Saturday, April 2, 2011

How RFID Tags Can Improve A Business

By Owen Jones


In order to illustrate how RFID tags can really influence the fortunes of a company for the better, we shall take a look at a theoretical case below. Let us take the example of a furniture maker that specializes in the supply furniture to a hotel group.

This may sound like an case with no relevance to typical small businesses, but in fact, hotel chains are awfully choosy and have no allegiance, so if you can please these people, you can please anyone.

The main requirements of the hotel chain are that orders are met and on time, the quality of the supplier's products has already been considered to be sufficient by means of enforced ISO 9000 quality control and factory visits.

The hotel furniture manufacturer decides to introduce passive RFID tags to follow its items from the point of manufacture to the point of delivery, that is the hotel or its depot.

Under previous conditions the manufacturer had employed a couple of people to walk around with bar code readers and clip boards carrying out quality control and following the fulfillment of orders.

The problem was that the arrangement was still subject to human error and items still went missing, which lead to management compensating by over manufacturing and over stocking 'just in case'.

That is a common enough scenario., but the difficulties are multiplied when you think of all the different articles of furniture that are involved in a hotel room, bathroom or lobby and if they are kept in a 200,000 square foot warehouse. Goods get lost, forklift drivers make mistakes, people forget to fill in inventory forms, get sick and take holidays.

In short, running a warehouse like this is a nightmare with too much stress on key employees. It sometimes leads to imperfect deliveries or worse, incomplete delivery tickets. Sometimes the order might be complete but the hotel would think it was not because the delivery ticket was incorrect.

If this company were to introduce RFID asset control they could attach an RFID tag to finished pieces of furniture. The tag would say where it is, what it is, whom it is for, when it has to be delivered and what else forms part of the order. The tag is being read continuously by the warehouse's RFID readers warning when orders are running late or are still short.

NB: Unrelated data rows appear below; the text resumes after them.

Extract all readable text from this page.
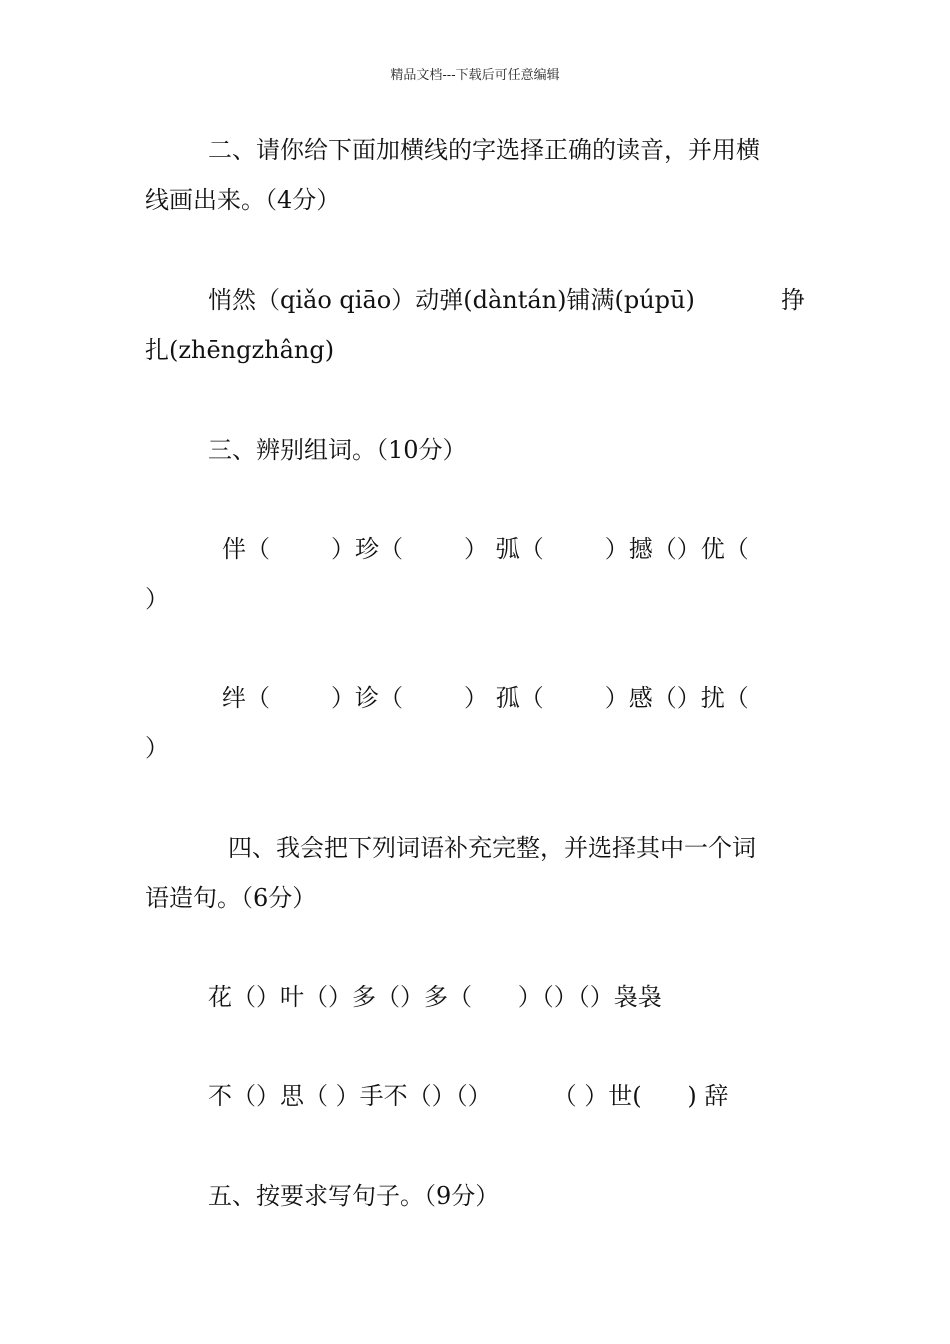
精品文档---下载后可任意编辑
二、请你给下面加横线的字选择正确的读音，并用横
线画出来。（4分）
悄然（qiǎo qiāo）动弹(dàntán)铺满(púpū)	挣
扎(zhēngzhâng)
三、辨别组词。（10分）
伴（        ）珍（        ） 弧（        ）撼（）优（
）
绊（        ）诊（        ） 孤（        ）感（）扰（
）
四、我会把下列词语补充完整，并选择其中一个词
语造句。（6分）
花（）叶（）多（）多（      ）（）（）袅袅
不（）思（ ）手不（）（）        （ ）世(      ) 辞
五、按要求写句子。（9分）
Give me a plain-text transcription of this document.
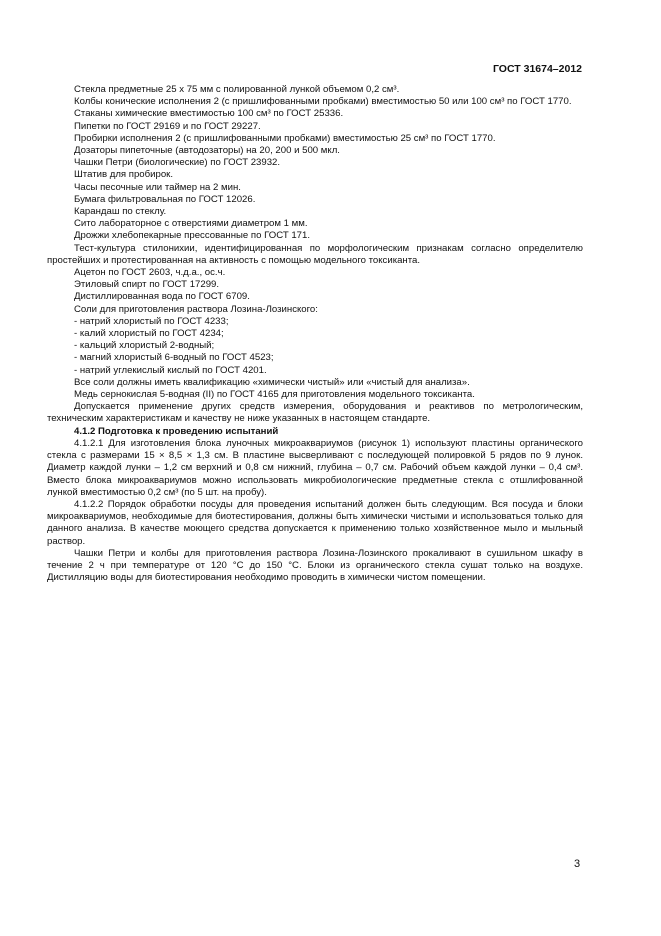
ГОСТ 31674–2012

Стекла предметные 25 х 75 мм с полированной лункой объемом 0,2 см³.

Колбы конические исполнения 2 (с пришлифованными пробками) вместимостью 50 или 100 см³ по ГОСТ 1770.

Стаканы химические вместимостью 100 см³ по ГОСТ 25336.

Пипетки по ГОСТ 29169 и по ГОСТ 29227.

Пробирки исполнения 2 (с пришлифованными пробками) вместимостью 25 см³ по ГОСТ 1770.

Дозаторы пипеточные (автодозаторы) на 20, 200 и 500 мкл.

Чашки Петри (биологические) по ГОСТ 23932.

Штатив для пробирок.

Часы песочные или таймер на 2 мин.

Бумага фильтровальная по ГОСТ 12026.

Карандаш по стеклу.

Сито лабораторное с отверстиями диаметром 1 мм.

Дрожжи хлебопекарные прессованные по ГОСТ 171.

Тест-культура стилонихии, идентифицированная по морфологическим признакам согласно определителю простейших и протестированная на активность с помощью модельного токсиканта.

Ацетон по ГОСТ 2603, ч.д.а., ос.ч.

Этиловый спирт по ГОСТ 17299.

Дистиллированная вода по ГОСТ 6709.

Соли для приготовления раствора Лозина-Лозинского:

- натрий хлористый по ГОСТ 4233;

- калий хлористый по ГОСТ 4234;

- кальций хлористый 2-водный;

- магний хлористый 6-водный по ГОСТ 4523;

- натрий углекислый кислый по ГОСТ 4201.

Все соли должны иметь квалификацию «химически чистый» или «чистый для анализа».

Медь сернокислая 5-водная (II) по ГОСТ 4165 для приготовления модельного токсиканта.

Допускается применение других средств измерения, оборудования и реактивов по метрологическим, техническим характеристикам и качеству не ниже указанных в настоящем стандарте.

4.1.2 Подготовка к проведению испытаний

4.1.2.1 Для изготовления блока луночных микроаквариумов (рисунок 1) используют пластины органического стекла с размерами 15 × 8,5 × 1,3 см. В пластине высверливают с последующей полировкой 5 рядов по 9 лунок. Диаметр каждой лунки – 1,2 см верхний и 0,8 см нижний, глубина – 0,7 см. Рабочий объем каждой лунки – 0,4 см³. Вместо блока микроаквариумов можно использовать микробиологические предметные стекла с отшлифованной лункой вместимостью 0,2 см³ (по 5 шт. на пробу).

4.1.2.2 Порядок обработки посуды для проведения испытаний должен быть следующим. Вся посуда и блоки микроаквариумов, необходимые для биотестирования, должны быть химически чистыми и использоваться только для данного анализа. В качестве моющего средства допускается к применению только хозяйственное мыло и мыльный раствор.

Чашки Петри и колбы для приготовления раствора Лозина-Лозинского прокаливают в сушильном шкафу в течение 2 ч при температуре от 120 °С до 150 °С. Блоки из органического стекла сушат только на воздухе. Дистилляцию воды для биотестирования необходимо проводить в химически чистом помещении.

3
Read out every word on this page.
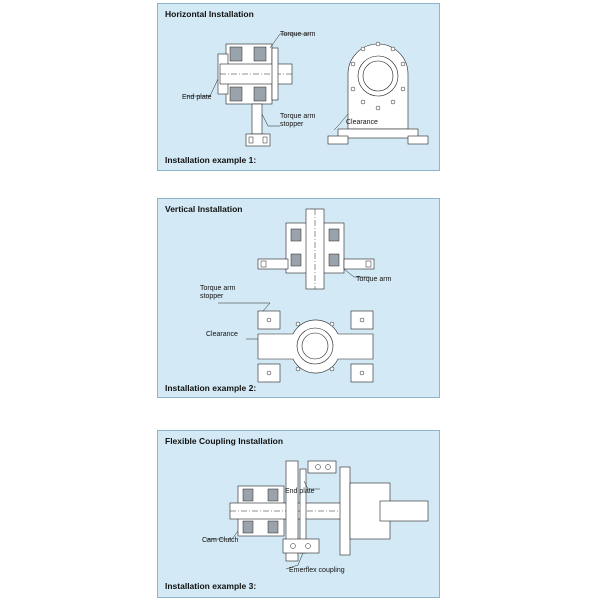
Horizontal Installation
Torque arm
End plate
Torque arm
stopper	Clearance
Installation example 1:
Vertical Installation
Torque arm
Torque arm
stopper
Clearance
Installation example 2:
Flexible Coupling Installation
End plate
Cam Clutch
Emerflex coupling
Installation example 3:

Not only that but the tag can say what else has to be made and whether the object itself has passed quality control. It can also say which defects someone has found with it. In short, instead of a couple of people traipsing around the stockroom hoping that they have covered everything, you could have radio sensors reading every tag in a warehouse the size of a soccer pitch, reporting back to a central computer where the storehouse manager can have access to real time intelligence, not just the state of affairs at close of business the day before.

This should enhance the manager's opportunity to manage, cut down on waste, guarantee complete orders handed over on time and so superior levels of customer satisfaction, which should lead to more repeat orders.